By the way: Ms. Mazur, the author of The Altenberg 16, inteviewed me briefly last year when I put a lot of her links on this blog. But since I am not one of the Atenberg 16 gang, there won’t be any mention of my work on the eonic effect in the book. A pity (although in one way I am glad: I want no part of any new establishment hype on evolution) because World History And The Eonic Effect gives a portrait of Self-Organization as evolution that outdoes anyone else on the subject, and it does that without trying as it proceeds in another direction. I am not a self-organization theorist, but the eonic is a spectacular portrait of self-organization, done right.
I hold the ace on the evolution issue: the eonic effect (not a theory) shows us all the pieces of the piuzzle, and what a puzzle it is!
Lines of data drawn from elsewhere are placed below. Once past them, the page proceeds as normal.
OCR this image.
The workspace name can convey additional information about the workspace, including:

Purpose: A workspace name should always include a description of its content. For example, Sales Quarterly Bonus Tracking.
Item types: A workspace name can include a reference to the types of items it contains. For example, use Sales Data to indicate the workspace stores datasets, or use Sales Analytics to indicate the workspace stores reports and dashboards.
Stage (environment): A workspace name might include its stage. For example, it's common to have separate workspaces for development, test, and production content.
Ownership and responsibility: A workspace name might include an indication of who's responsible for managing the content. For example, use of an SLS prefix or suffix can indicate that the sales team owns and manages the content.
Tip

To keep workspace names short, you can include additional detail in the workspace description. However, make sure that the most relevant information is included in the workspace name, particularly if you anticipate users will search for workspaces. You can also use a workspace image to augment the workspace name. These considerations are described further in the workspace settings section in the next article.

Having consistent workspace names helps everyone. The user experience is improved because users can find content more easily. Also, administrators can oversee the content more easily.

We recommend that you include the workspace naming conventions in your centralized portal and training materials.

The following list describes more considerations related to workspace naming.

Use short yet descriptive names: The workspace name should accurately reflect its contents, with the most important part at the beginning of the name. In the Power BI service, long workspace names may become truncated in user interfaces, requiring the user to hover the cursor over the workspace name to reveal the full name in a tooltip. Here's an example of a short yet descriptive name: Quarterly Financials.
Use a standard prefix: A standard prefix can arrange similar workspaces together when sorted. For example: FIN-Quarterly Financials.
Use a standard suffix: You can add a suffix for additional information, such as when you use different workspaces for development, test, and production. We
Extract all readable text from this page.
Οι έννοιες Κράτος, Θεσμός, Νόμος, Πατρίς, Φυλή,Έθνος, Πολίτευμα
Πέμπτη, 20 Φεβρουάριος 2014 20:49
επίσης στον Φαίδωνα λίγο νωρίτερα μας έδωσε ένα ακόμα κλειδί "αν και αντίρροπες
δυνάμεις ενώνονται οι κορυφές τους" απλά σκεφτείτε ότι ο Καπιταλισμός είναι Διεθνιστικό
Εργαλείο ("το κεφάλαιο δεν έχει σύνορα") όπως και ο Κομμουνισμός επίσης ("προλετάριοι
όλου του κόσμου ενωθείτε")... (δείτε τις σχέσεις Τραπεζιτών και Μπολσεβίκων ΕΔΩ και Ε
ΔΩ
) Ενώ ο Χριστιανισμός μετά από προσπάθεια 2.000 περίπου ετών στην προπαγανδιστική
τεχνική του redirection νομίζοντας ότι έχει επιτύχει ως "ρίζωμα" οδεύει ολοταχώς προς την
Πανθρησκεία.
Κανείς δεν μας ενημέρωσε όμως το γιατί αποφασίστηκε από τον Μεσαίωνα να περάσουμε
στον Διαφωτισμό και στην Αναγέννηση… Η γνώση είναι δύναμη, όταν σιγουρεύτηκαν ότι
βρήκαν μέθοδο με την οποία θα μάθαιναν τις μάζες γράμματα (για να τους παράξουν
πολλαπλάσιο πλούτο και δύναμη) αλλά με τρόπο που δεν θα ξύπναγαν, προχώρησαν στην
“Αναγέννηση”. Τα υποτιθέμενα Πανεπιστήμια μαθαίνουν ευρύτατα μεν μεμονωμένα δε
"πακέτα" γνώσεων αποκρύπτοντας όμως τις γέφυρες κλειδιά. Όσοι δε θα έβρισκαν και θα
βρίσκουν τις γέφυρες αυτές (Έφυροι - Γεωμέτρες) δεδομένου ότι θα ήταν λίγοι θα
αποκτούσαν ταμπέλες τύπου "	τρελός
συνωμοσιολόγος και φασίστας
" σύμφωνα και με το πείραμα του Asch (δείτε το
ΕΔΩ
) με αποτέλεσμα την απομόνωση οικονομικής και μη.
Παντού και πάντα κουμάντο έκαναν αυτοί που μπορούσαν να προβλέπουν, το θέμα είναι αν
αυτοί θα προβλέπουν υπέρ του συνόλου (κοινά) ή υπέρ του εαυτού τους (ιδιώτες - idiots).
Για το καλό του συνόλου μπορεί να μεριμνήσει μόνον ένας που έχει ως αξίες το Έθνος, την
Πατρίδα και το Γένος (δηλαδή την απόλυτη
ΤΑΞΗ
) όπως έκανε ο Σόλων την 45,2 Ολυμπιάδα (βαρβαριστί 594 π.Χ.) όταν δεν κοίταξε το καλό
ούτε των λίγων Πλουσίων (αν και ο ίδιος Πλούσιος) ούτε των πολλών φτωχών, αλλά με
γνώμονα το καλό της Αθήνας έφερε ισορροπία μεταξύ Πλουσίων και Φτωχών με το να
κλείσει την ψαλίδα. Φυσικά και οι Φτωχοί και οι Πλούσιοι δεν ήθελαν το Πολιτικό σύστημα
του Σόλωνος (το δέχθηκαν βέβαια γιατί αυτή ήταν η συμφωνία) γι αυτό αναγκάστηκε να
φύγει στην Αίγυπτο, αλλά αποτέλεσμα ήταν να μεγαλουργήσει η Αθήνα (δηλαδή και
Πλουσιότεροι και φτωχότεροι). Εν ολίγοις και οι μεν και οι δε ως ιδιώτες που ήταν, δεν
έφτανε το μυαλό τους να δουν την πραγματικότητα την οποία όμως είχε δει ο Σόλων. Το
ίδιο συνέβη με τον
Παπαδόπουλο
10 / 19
The point here is that reductionist theories of self-organization such as we find in Stuart Kauffman, and Stuart Newman (in the book by Mazur) are still reductionist, and can’t say anything on human evolution, values, the evolution of ethics, and much else. So they don’t amount to much.
I am ambivalent here: I feel obligated to report on this crtics of Darwinism, but I think they are too embalmed in the academic/scientific world to successfully revolt against the Darwin establishment.
A paradigm shift toward self-organization won’t do the trick, and the ID gang will make short work of it.
Anyway, Mazur’s book is worth reading, and I will comment further later.